Development of Novel Therapy for Childhood Cancer: Promise and Challenges
Only a limited number of phase 1 and phase 2 trials of new agents can be undertaken in the childhood cancer population. The Pediatric Preclinical Testing Program (PPTP) is an experiment to determine whether using xenografts derived from childhood cancers can be used to identify agents, or combinations of agents that may have significant clinical activity.

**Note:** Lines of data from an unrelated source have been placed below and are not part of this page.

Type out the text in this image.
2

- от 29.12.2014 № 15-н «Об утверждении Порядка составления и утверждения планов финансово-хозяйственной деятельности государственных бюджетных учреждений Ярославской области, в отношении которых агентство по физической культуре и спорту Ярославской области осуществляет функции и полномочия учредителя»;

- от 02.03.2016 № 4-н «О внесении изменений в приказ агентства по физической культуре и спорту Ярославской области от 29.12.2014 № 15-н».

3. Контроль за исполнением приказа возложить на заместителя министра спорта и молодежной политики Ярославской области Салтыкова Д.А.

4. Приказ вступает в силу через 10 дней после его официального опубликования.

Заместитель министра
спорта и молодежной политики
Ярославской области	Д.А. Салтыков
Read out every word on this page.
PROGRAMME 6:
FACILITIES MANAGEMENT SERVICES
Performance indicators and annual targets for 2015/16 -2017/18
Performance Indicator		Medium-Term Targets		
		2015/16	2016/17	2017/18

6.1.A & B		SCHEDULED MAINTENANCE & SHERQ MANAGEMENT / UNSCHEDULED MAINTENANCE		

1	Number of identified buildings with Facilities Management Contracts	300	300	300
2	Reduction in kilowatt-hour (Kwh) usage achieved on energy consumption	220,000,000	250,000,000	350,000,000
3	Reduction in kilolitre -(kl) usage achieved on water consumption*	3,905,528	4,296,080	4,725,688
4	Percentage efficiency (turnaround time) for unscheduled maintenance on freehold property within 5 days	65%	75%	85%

Thirty one drugs or biological agents were tested against the PPTP in vivo panel. Tumors were characterized by expression and SNP profiling.
By expression profiling xenografts clustered with histotype and their clinical counterpart. By SNP analysis gains and losses of copy number correlated with clinical samples. Thirty one agents have been evaluated against the in vivo primary screen (45 solid tumors and 8 ALL xeonografts). Known clinically active drugs (vincristine, cyclophosphamide, cisplatin, topotecan) were identified as active in the models (30.7% response rate). In contrast the objective response rate for 'experimental' agents was 9.4%. Notable activity was observed for the Auroroa kinase A inhibitor (MLN8237), Seneca Valley virus (NTX010), and a CENP inhibitor (GSK92395A).
Molecular characterization of the PPTP models indicates high fidelity with the clinical samples. The in vivo screen identifies known active agents, and prospectively has identified agents that have significant antitumor activity that is histotype-selective. The challenge will be to use the molecular characterization data to rationally select agents with significant activity. One such example is the MEK1 inhibitor in BRAF-mutant pilocytic astrocytomas.